The businessman said: ‘The crew weren’t wearing masks, but there was no reason for them to wear them as all the passengers were wearing masks. Their contact with passengers was minimal.

‘They weren’t serving food or anything and they tended to stay away from each other, rather than huddling at the front like you normally see on flights.

‘It just seems strange as you’re coming off the plane where you’re close to each other into an airport with strict social distancing in place.’

A spokesperson from BA said: ‘We follow all the guidance from the UK Government and global health authorities, including Public Health England and the World Health Organisation.

‘We have taken several steps to greatly reduce contact between customers and crew.

Transport Secretary Grant Shapps told MPs a ‘blanket’ 14-day quarantine rule for arrivales will be introduced from next month

‘Like other forms of transport, we are keeping vital links open – repatriating customers and ensuring key supplies like medicines and food are flown in. Our teams are doing an amazing job.’

Since June 1 BA has a new policy whereby all customer-facing colleagues must wear masks.

It comes as British Airways has asked all staff to sign new ‘zero hour’ contracts that would allow the airline to lay them off without negotiations, it has been reported. 

The beleaguered carrier has already announced plans to send up to 12,000 workers ‘to the dole’ owing to the coronavirus crisis, and warned it may end operations at Gatwick, London City Airport and even Heathrow. 

Its Spanish owner, International Airlines Group (IAG), has secured £900million of commercial loans with 70 per cent guaranteed by the Madrid government to prop up Iberia and Vueling during the crisis. 

Ryanair chief Michael O’Leary (file picture) today launched a savage attack on the government’s plans for 14-day quarantine on arrivals to the UK

However, it has not taken out loans for BA or sought a bailout from UK authorities.

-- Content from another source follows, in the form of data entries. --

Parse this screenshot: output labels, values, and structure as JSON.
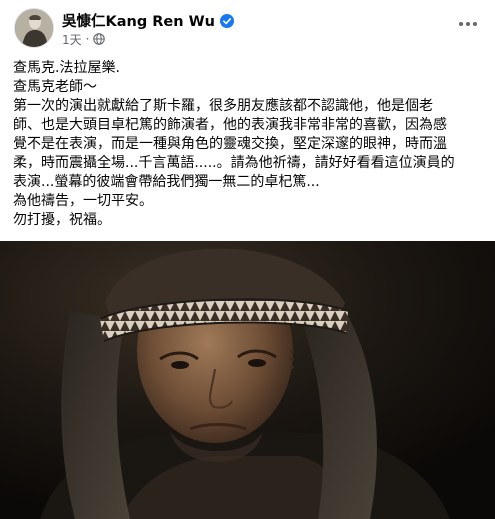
{
  "post": {
    "author": {
      "name": "吳慷仁Kang Ren Wu",
      "verified": true
    },
    "meta": {
      "timestamp": "1天",
      "separator": "·",
      "audience_icon": "globe-icon"
    },
    "more_icon": "more-options-icon",
    "text_lines": [
      "查馬克.法拉屋樂.",
      "查馬克老師～",
      "第一次的演出就獻給了斯卡羅，很多朋友應該都不認識他，他是個老",
      "師、也是大頭目卓杞篤的飾演者，他的表演我非常非常的喜歡，因為感",
      "覺不是在表演，而是一種與角色的靈魂交換，堅定深邃的眼神，時而溫",
      "柔，時而震攝全場...千言萬語.....。請為他祈禱，請好好看看這位演員的",
      "表演...螢幕的彼端會帶給我們獨一無二的卓杞篤...",
      "為他禱告，一切平安。",
      "勿打擾，祝福。"
    ],
    "photo": {
      "subject": "actor-portrait"
    }
  },
  "colors": {
    "verified_blue": "#1877f2",
    "secondary_text": "#65676b",
    "primary_text": "#050505"
  }
}
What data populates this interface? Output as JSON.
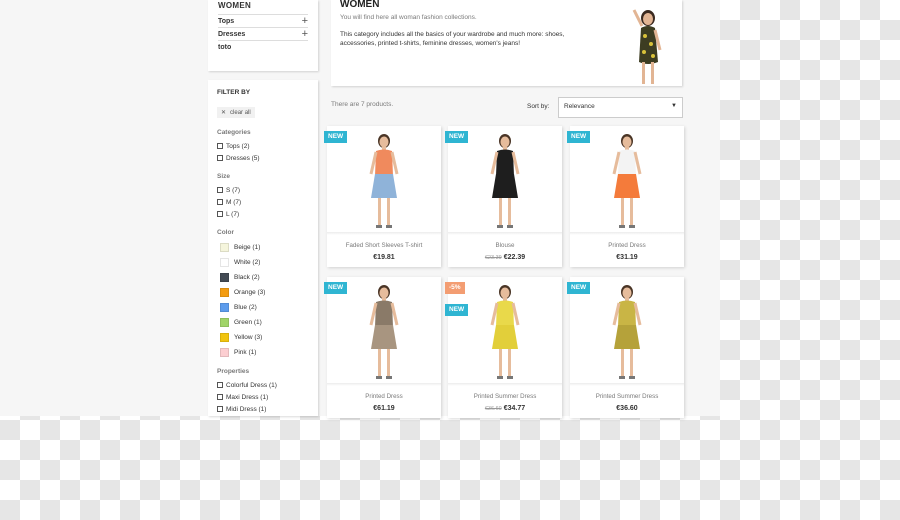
{
  "category_tree": {
    "title": "WOMEN",
    "items": [
      {
        "label": "Tops",
        "expandable": true
      },
      {
        "label": "Dresses",
        "expandable": true
      },
      {
        "label": "toto",
        "expandable": false
      }
    ]
  },
  "filters": {
    "heading": "FILTER BY",
    "clear_all": "clear all",
    "categories": {
      "title": "Categories",
      "options": [
        "Tops (2)",
        "Dresses (5)"
      ]
    },
    "size": {
      "title": "Size",
      "options": [
        "S (7)",
        "M (7)",
        "L (7)"
      ]
    },
    "color": {
      "title": "Color",
      "options": [
        {
          "label": "Beige (1)",
          "hex": "#f5f5dc"
        },
        {
          "label": "White (2)",
          "hex": "#ffffff"
        },
        {
          "label": "Black (2)",
          "hex": "#434a54"
        },
        {
          "label": "Orange (3)",
          "hex": "#f39c11"
        },
        {
          "label": "Blue (2)",
          "hex": "#5d9cec"
        },
        {
          "label": "Green (1)",
          "hex": "#a0d468"
        },
        {
          "label": "Yellow (3)",
          "hex": "#f1c40f"
        },
        {
          "label": "Pink (1)",
          "hex": "#fcced1"
        }
      ]
    },
    "properties": {
      "title": "Properties",
      "options": [
        "Colorful Dress (1)",
        "Maxi Dress (1)",
        "Midi Dress (1)"
      ]
    }
  },
  "header": {
    "title": "WOMEN",
    "subtitle": "You will find here all woman fashion collections.",
    "description": "This category includes all the basics of your wardrobe and much more: shoes, accessories, printed t-shirts, feminine dresses, women's jeans!"
  },
  "listing": {
    "count_text": "There are 7 products.",
    "sort_label": "Sort by:",
    "sort_value": "Relevance"
  },
  "products": [
    {
      "name": "Faded Short Sleeves T-shirt",
      "price": "€19.81",
      "regular_price": "",
      "flags": [
        "NEW"
      ],
      "top": "#f08a5d",
      "bottom": "#8fb3d9"
    },
    {
      "name": "Blouse",
      "price": "€22.39",
      "regular_price": "€23.39",
      "flags": [
        "NEW"
      ],
      "top": "#1e1e1e",
      "bottom": "#1e1e1e"
    },
    {
      "name": "Printed Dress",
      "price": "€31.19",
      "regular_price": "",
      "flags": [
        "NEW"
      ],
      "top": "#f3f3f3",
      "bottom": "#f47b3b"
    },
    {
      "name": "Printed Dress",
      "price": "€61.19",
      "regular_price": "",
      "flags": [
        "NEW"
      ],
      "top": "#8a7a68",
      "bottom": "#a89580"
    },
    {
      "name": "Printed Summer Dress",
      "price": "€34.77",
      "regular_price": "€36.60",
      "flags": [
        "-5%",
        "NEW"
      ],
      "top": "#e9d94a",
      "bottom": "#e2cf3a"
    },
    {
      "name": "Printed Summer Dress",
      "price": "€36.60",
      "regular_price": "",
      "flags": [
        "NEW"
      ],
      "top": "#c9b545",
      "bottom": "#b5a23a"
    }
  ]
}
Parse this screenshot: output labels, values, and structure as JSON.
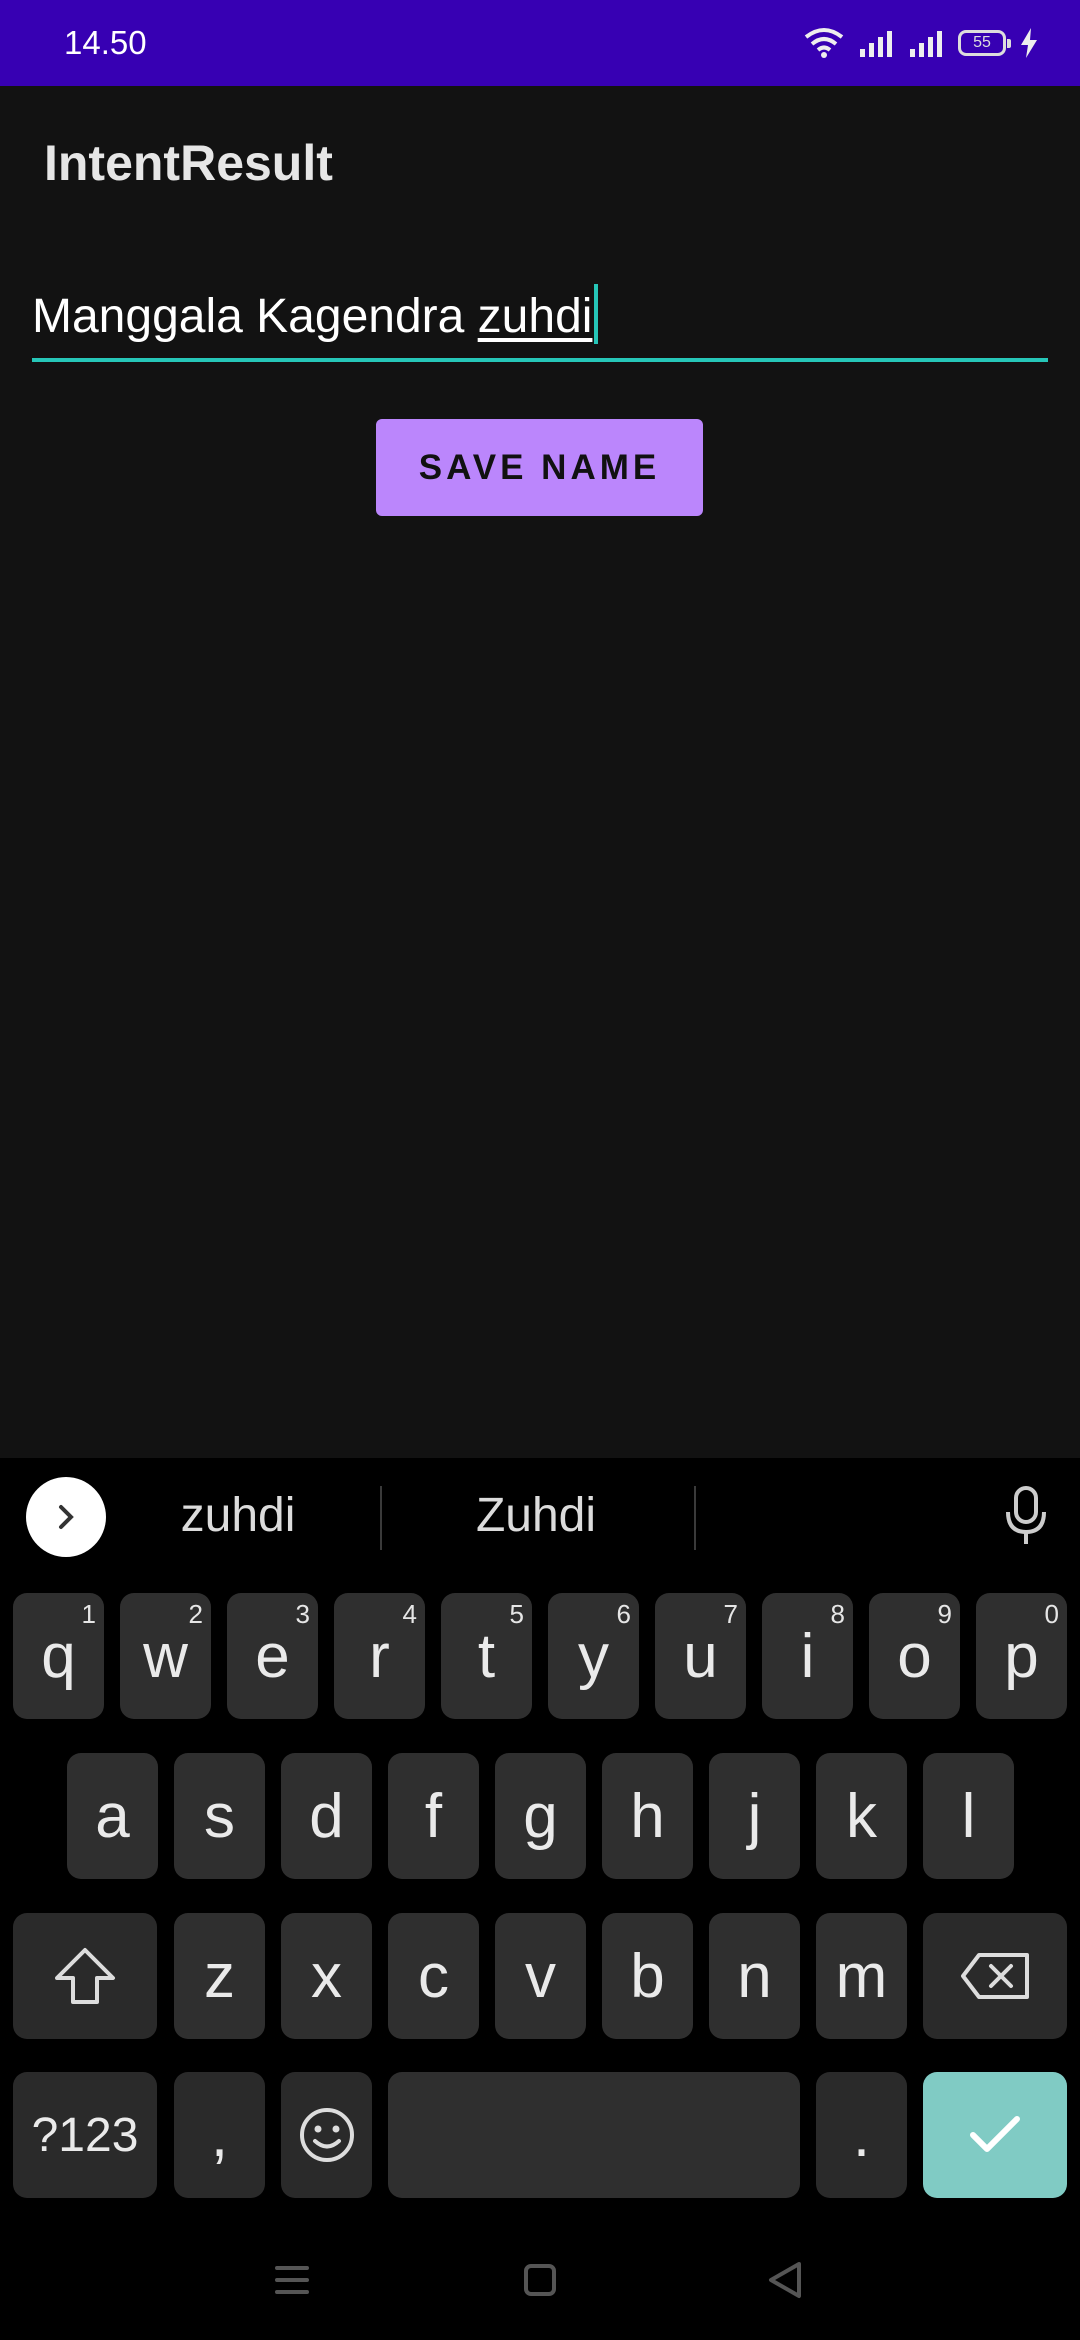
{
  "status": {
    "time": "14.50",
    "battery": "55"
  },
  "app": {
    "title": "IntentResult"
  },
  "input": {
    "prefix": "Manggala Kagendra ",
    "composing": "zuhdi"
  },
  "button": {
    "label": "SAVE NAME"
  },
  "keyboard": {
    "suggestions": [
      "zuhdi",
      "Zuhdi"
    ],
    "row1": [
      {
        "k": "q",
        "n": "1"
      },
      {
        "k": "w",
        "n": "2"
      },
      {
        "k": "e",
        "n": "3"
      },
      {
        "k": "r",
        "n": "4"
      },
      {
        "k": "t",
        "n": "5"
      },
      {
        "k": "y",
        "n": "6"
      },
      {
        "k": "u",
        "n": "7"
      },
      {
        "k": "i",
        "n": "8"
      },
      {
        "k": "o",
        "n": "9"
      },
      {
        "k": "p",
        "n": "0"
      }
    ],
    "row2": [
      "a",
      "s",
      "d",
      "f",
      "g",
      "h",
      "j",
      "k",
      "l"
    ],
    "row3": [
      "z",
      "x",
      "c",
      "v",
      "b",
      "n",
      "m"
    ],
    "symbols_key": "?123",
    "comma_key": ",",
    "period_key": "."
  },
  "colors": {
    "status_bar": "#3700b3",
    "background": "#121212",
    "accent": "#26c6b8",
    "button": "#bb86fc",
    "enter_key": "#80cbc4"
  },
  "icons": [
    "wifi-icon",
    "signal-icon",
    "battery-icon",
    "charging-icon",
    "chevron-right-icon",
    "mic-icon",
    "shift-icon",
    "backspace-icon",
    "emoji-icon",
    "check-icon",
    "menu-icon",
    "home-icon",
    "back-icon"
  ]
}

It is thought that this may be in a bid to force other companies out of the UK market. 

Unite the Union ordered legal proceedings against the airline yesterday, and demanded that the business supports its UK workers.

Ministers are mulling coronavirus ‘air bridges’ to allow travellers to move between countries without the need for quarantine once the outbreak is under control, it was revealed today.

Transport Secretary Grant Shapps said a ‘blanket’ 14-day quarantine rule for arrivals will be introduced from next month.

But he disclosed that there are ‘active discussions’ going on over what countries could be exempted from the regime in future, referring to the idea of ‘air bridges’ – usually used to refer to military flights over enemy territory. 

Countries with lower infection levels, such as Australia, New Zealand and Greece, could potentially be excluded from the tough rules, which will be enforced by law. 

Earlier, Ryanair chief Michael O’Leary launched a savage attack on the government’s plans for 14-day quarantine on arrivals to the UK.

The new rules are set dash hopes of summer holidays for most of the summer, as exemptions are largely limited to lorry drivers.

However, Mr O’Leary dismissed claims it will prevent his aim of resuming flights in July, saying he believes the policy is so ‘defective’ and impossible to enforce that the public will merely ignore it.

He insisted the government is ‘making stuff up as they go along’ and face masks are the best way to protect the travelling public – despite many scientists saying they are of limited benefit.